Interpretive Summary: Methods that rapidly identify epidemiologically important serovars of Salmonella enterica subspecies I are of vital importance to the poultry industry. To supplement the screening method for serotype known as intergenic sequence ribotyping (ISR), single nucleotide polymorphisms (SNP) were characterized within the cyaA gene. Adenylate cyclase was chosen as a pivitol housekeeping gene because it is essential for many metabolic functions, attenuates virulence if mutated, and it has only one copy in the genome of Salmonella enterica regardless of serotype. Perusal of the NCBI database found 373 cyaA gene sequences from Salmonella enterica subspecies I that included 42 unique cyaA sequences. Of the 42 sequences, 20 altered amino acid sequence. Five representative serovars, namely Typhimurium, Kentucky, and Enteritidis phagetypes PT4 and PT13a, were differentiated within a microsphere-based fluidics system by using SNPs in cyaA. Validation against 25 poultry-related environmental Salmonella isolates representing 11 serovars yielded a ~89% success rate at identifying the serovar of the isolate. One SNP was shared between two major serogroup B serovars (Typhimurium and Heidelberg) but these two serovars were already distinguishable based on ISR SNPs. Pathotypes and phage lineages of serovar Enteritidis 13a and 4 were successfully identified. Comparative ranking of variance within the cyaA gene to other classes of genes indicated that it was an appropriate target gene for rooting subtype of Salmonella serovars to major epidemiological trends, while other genes such as the diguanylate cyclases may be better for correlating phenotype to genotype after housekeeping functions are established.

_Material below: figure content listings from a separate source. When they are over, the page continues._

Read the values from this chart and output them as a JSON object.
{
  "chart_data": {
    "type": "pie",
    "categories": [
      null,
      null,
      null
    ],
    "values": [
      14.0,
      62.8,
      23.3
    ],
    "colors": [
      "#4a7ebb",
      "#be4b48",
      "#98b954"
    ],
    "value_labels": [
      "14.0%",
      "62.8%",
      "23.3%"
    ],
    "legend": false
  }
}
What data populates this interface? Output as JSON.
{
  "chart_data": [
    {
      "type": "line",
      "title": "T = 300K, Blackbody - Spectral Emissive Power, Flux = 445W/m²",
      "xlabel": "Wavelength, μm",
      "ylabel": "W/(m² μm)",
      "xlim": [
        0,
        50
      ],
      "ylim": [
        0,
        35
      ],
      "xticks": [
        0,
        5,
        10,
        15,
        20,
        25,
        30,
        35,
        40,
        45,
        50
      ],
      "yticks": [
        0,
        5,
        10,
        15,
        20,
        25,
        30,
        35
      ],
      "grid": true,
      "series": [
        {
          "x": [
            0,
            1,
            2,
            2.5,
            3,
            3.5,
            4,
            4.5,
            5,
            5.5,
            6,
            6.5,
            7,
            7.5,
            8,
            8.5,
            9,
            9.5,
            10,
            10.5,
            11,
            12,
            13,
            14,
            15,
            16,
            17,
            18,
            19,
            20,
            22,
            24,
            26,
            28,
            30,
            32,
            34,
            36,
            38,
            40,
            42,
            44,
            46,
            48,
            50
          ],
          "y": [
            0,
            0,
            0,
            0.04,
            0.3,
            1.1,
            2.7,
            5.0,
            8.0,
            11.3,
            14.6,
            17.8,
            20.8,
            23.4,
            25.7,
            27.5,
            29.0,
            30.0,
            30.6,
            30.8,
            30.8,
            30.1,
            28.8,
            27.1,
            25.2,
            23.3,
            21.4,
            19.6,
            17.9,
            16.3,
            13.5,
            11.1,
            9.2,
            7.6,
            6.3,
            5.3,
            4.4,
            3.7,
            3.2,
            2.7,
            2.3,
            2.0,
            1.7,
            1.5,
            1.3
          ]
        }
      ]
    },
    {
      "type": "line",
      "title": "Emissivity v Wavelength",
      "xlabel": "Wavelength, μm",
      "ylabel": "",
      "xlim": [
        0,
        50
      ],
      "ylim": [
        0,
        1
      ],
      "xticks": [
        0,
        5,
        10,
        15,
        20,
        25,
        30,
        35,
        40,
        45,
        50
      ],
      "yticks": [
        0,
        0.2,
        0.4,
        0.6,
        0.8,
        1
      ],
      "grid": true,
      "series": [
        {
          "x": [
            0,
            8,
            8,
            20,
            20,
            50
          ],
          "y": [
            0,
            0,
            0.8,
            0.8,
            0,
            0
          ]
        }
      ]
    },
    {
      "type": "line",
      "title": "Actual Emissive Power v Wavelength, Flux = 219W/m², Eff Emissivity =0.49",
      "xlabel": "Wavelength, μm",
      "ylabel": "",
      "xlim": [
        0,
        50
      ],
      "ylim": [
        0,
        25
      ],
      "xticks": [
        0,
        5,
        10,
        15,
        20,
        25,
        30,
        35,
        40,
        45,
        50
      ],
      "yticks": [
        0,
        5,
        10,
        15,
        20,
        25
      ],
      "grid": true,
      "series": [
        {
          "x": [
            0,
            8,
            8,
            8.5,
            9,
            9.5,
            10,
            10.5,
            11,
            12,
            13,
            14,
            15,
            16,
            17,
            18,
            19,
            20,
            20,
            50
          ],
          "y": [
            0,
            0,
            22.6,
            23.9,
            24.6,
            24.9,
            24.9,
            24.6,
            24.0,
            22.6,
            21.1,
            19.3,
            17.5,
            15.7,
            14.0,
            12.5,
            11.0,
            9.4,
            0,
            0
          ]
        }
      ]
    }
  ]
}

Technical Abstract: Methods to rapidly identify serotypes of Salmonella enterica subspecies I are of vital importance for protecting the safety of food. To supplement the serotyping method dkgB-linked intergenic sequence ribotyping (ISR), single nucleotide polymorphisms (SNPs) were characterized within adenylate cyclase (cyaA). The NCBI database had 378 cyaA sequences from Salmonella enterica subspecies I, which included 42 unique DNA sequences and 19 different amino acid sequences. Five representative isolates, namely serotypes Typhimurium, Kentucky, Enteritidis phage type PT4 and two variants of Enteritidis phage type PT13a, were differentiated within a microsphere-based fluidics system in cyaA by allele specific primer extension (ASPE). Validation against 25 poultry-related environmental Salmonella isolates representing 11 serotypes yielded a ~89% success rate at identifying the serotype of the isolate, and a different region could be targeted to achieve 100%. When coupled with ISR, all serotypes were differentiated. Phage lineages of serotype Enteritidis 13a and 4 were identified, and a biofilm-forming strain of PT13a was differentiated from a smooth phenotype within phage type. Comparative ranking of mutation indices to genes such as the tRNA transferases, the diguanylate cyclases and genes used for multilocus sequence typing (MLST) indicated that cyaA is an appropriate gene for assessing epidemiological trends of Salmonella because of its relative stability in nucleotide composition.